I recently had the chance to invite friends and family to a celebration, and as I was planning the event I decided I wanted music – both for ambiance, and for dancing – but I really don’t like hiring a DJ for these things. Aside from wanting to save money (which was a factor, of course), I’m not very fond of the emcee role that most DJs naturally take on. So I set about creating my own playlists for my iPod touch.
The playlist idea was shaping up nicely until I learned that my iPod touch, being 4th generation (I mentioned being careful about money, right?), did not have a very important feature: the ability to crossfade tracks.

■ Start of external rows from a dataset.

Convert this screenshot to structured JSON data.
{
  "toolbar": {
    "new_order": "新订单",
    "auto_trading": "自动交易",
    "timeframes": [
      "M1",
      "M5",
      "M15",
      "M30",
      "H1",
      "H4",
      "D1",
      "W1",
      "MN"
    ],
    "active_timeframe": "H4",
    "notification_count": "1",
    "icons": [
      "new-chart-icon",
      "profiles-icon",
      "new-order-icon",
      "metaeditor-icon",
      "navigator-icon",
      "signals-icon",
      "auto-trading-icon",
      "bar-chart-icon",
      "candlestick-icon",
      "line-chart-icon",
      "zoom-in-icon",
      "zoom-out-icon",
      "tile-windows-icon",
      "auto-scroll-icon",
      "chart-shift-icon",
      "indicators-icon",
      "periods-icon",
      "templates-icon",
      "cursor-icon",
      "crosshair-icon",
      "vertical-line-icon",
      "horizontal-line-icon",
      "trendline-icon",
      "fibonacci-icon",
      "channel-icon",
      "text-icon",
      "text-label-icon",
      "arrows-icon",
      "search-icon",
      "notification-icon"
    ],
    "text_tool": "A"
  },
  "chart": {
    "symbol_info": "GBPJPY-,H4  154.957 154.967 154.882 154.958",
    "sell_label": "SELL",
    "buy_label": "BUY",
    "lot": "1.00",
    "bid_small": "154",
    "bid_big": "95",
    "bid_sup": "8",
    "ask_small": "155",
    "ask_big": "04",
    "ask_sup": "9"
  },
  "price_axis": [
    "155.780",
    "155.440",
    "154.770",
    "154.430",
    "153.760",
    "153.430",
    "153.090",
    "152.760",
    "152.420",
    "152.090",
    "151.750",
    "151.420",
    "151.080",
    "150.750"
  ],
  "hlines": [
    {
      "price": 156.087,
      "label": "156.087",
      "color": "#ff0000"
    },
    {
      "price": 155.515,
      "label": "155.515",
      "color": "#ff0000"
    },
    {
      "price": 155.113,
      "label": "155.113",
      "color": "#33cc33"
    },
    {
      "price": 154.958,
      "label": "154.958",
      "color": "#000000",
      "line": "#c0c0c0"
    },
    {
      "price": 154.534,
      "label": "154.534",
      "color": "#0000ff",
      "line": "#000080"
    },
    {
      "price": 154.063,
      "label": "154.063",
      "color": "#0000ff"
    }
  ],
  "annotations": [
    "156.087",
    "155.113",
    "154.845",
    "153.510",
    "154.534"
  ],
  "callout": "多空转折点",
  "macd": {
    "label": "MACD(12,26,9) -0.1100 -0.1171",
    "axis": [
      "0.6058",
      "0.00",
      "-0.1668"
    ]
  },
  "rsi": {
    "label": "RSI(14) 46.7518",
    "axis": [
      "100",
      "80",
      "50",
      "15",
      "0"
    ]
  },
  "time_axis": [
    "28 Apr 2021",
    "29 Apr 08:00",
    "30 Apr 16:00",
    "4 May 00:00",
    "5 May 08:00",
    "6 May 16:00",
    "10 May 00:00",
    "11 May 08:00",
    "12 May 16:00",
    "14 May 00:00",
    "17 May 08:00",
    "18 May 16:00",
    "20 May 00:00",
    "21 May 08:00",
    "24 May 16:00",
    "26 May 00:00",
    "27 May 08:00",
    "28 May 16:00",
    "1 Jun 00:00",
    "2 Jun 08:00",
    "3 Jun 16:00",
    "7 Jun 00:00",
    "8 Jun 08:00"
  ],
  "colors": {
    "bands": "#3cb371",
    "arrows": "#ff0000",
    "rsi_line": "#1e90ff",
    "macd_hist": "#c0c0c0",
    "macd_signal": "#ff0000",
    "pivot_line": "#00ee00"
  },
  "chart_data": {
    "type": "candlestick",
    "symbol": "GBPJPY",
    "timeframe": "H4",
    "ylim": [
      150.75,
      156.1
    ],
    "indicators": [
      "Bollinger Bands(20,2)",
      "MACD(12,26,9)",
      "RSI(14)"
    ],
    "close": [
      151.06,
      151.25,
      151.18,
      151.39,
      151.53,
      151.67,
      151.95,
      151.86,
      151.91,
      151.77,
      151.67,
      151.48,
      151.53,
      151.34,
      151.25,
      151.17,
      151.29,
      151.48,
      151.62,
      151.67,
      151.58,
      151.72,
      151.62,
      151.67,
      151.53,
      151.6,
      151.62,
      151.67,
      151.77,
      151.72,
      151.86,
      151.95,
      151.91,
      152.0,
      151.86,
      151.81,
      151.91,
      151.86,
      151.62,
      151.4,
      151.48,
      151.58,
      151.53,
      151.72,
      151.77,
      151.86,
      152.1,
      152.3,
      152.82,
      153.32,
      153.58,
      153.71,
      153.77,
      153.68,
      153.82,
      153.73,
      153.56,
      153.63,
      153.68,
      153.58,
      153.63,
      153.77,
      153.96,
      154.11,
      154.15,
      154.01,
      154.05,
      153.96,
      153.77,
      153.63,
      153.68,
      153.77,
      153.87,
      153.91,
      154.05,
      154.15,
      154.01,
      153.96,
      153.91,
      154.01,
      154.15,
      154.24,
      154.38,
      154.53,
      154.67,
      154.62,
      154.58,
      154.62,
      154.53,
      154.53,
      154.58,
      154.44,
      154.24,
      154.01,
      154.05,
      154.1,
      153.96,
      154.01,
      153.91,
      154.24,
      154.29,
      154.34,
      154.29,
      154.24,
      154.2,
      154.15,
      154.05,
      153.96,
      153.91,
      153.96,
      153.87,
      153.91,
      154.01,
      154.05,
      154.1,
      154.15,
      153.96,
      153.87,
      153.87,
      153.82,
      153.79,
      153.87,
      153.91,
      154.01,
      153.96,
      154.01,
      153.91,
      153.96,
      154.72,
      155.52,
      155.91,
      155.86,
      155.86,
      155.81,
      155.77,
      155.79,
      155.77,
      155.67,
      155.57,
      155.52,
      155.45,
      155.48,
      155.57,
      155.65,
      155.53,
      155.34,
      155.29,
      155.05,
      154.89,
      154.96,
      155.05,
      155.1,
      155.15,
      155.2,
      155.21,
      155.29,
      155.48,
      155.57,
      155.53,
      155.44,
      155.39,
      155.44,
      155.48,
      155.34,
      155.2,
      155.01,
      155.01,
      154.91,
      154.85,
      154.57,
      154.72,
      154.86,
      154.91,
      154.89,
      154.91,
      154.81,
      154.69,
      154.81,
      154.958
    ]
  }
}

This is one thing that a DJ really helps with – getting rid of the pauses that come between songs. Some of those can be mitigated by going into the track info in iTunes and choosing specific start and end times for each song (very useful for songs that have ginormous gaps at one end or the other), but it doesn’t have that smooth transition that makes it sound professional.
I decided that I could live without the crossfade for the ambiance music, but when it came to the “get everyone to the dance floor” tracks, I wanted songs to transition seamlessly so no one had to stand there awkwardly waiting for the next great beat to start up. I didn’t have time or desire to hunt down another way to play music, but I remembered my favorite tool in Audacity, a free audio-editing software program, and I was set.
What tool, you ask? Why, it’s the Envelope tool! Allow me to explain.
Audacity’s Envelope tool provides a way to adjust the volume from one point to another within a track. If you only have one track, that can be nice (imagine adjusting that really loud part of your favorite song so it doesn’t give you a heart attack each time it comes on), but not that earth-shattering. But if you decide to combine several tracks (think theme music transitioning to speech in a podcast or radio show), it can make that crossfade transition happen for you. The key, in my case, was to have all of my dance songs in one Audacity project, overlap the end of one song with the beginning of the next, and use the Envelope tool to transition.
The Envelope tool is a little tricky at first, so it helps to have some guidance. First, click the envelope tool in the toolbar. It’s right above the time-shift tool.
There are two main challenges with the envelope tool: placement, and adjustment. Once you have the envelope tool selected, you have to click inside one of your tracks to place it. The tricky bit here is that your first click to place the tool might change the amplitude (volume) of the whole track, so once it’s placed you’ll want to adjust as needed. For example, here’s a music track before adding an envelope:
To adjust the envelope, all you have to do is grab one of the controls (the white boxes) and drag up or down – or even side to side – if it’s not placed in just the right spot. The dragging isn’t so hard, but if you don’t grab one of the controls just right, Audacity thinks you really want to add another envelope, and if you’re not careful about how you click you can end up with envelopes all over the place.
Oops. If that happens to you, see if you can grab one of your stray envelopes, and drag it off the track entirely before letting go of the mouse. The extra envelope should be deleted.
Ok, now for how to actually crossfade a couple of tracks. We’ll start with the track we want to fade out. Add two envelopes: first in the spot where you want the song to start to fade, and the second one at the point at which you want that track’s volume to have dropped off completely.
Then, grab a hold of one of the controls in the second envelope, and drag towards the center. You can grab any of the four white boxes, but I recommend the topmost or bottom-most for the best control. Be careful as you drag the tool: if you let go when it’s smack in the center, you might have trouble picking it back up again. Here’s how mine looks when I’m done:
Now I add two envelope tools to the second track; this time, I grab the first one and shrink it towards the center, so it will start soft and gradually get louder. Here’s how they look when I’m done:
To listen in and make sure the crossfade sounds good, I prefer to change back to the selection tool first……and highlight the crossfade area. Then, when I click play, I can focus in on the crossfaded area, or however much I want to hear at that time.
How long should the crossfade take? That’s up to you to decide, but I went with 3 seconds myself. I lined up all my favorite goofy dance songs one after another (including the much maligned Hokey Pokey, I freely admit), exported the entire project as an MP3 and saved it as “DanceMix” and we were good to go! Party on, Wayne!